On that latter point, defendant argues that the forty-three-year custodial term should be reduced to forty-two years and 322 days, so as to correspond to the now-revised "36.45 year" period of parole ineligibility. The State, meanwhile, has cross-appealed the PCR judge's modification of the judgment, arguing that the 36.45 years without parole should be corrected to 36.55 years, and the forty-three-year custodial term kept intact.
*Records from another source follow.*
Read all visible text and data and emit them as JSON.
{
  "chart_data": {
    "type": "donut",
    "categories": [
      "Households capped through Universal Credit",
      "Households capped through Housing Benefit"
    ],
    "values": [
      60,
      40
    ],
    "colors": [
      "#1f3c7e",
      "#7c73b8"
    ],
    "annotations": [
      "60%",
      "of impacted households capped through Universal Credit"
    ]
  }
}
Having reviewed the first three points raised by defendant in his brief, we conclude that they all lack sufficient merit to warrant discussion in this written opinion. R.2:11-3(e)(1)(E). We detect absolutely no ineffective assistance of counsel by either defendant's trial attorney, nor his attorney on direct appeal, under the well-settled standards of ineffectiveness set forth in Strickland v. Washington, 466 U.S. 668, 690, 104 S. Ct. 2052, 2066, 80 L. Ed. 2d 674, 695 (1984), and State v. Fritz, 105 N.J. 42, 54 (1987). Only a few comments are in order.
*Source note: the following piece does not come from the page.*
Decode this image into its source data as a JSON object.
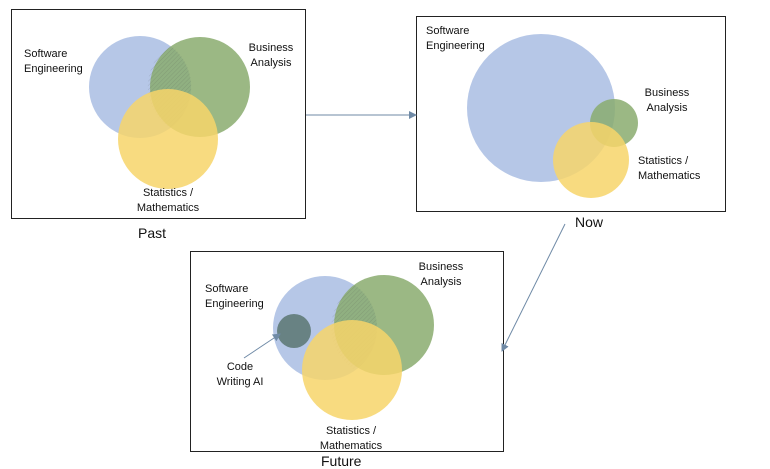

Defendant's assertion that he might have been able to mount a successful claim of self-defense or diminished mental capacity is speculative and unsupported by any expert proof. Such "bald assertions" cannot sustain a PCR application. See State v. Cummings, 321 N.J. Super. 154, 170 (App. Div.), certif. denied, 162 N.J. 199 (1999). We also concur with the PCR judge that defendant's contention that his trial attorney improperly "coached" him into accepting the negotiated plea is unpersuasive and is belied by the plea colloquy. If anything, trial counsel's skillful negotiations spared defendant exposure to even more serious, i.e., capital consequences, perhaps even what used to be death row. See State v. Castagna, 187 N.J. 293, 314 (2006) (requiring the court, in examining claims of ineffectiveness, to consider "the totality of counsel's performance," rather than isolated claims of deficiency). Additionally, the letter from defendant's appellate counsel, frankly explaining the dim prospects for success on direct appeal, clearly shows the competent nature of his representation.

Because defendant did not present a prima facie case entitling him to PCR, the trial court did not err in dismissing the petition without conducting an evidentiary hearing. See State v. Preciose, 129 N.J. 451, 462-63 (1992).

That said, we do find it appropriate, as requested by defendant, to order that the judgment of conviction be further modified to revise the custodial term to forty-two years and 322 days. We reject the State's alternative solution to increase the parole ineligibility period to 36.55 years, as that was not the figure that was presented to defendant when he entered his plea on July 16, 2003. The de minimis adjustment that we have ordered comports with the eighty-five percent formula mandated by NERA. It also fully implements Judge Holden's decision, as to which we find no abuse of discretion.

Affirmed. The matter is remanded solely for the limited purpose of modifying the judgment of conviction consistent with this opinion.

 



1 Judge Holden was not the trial judge.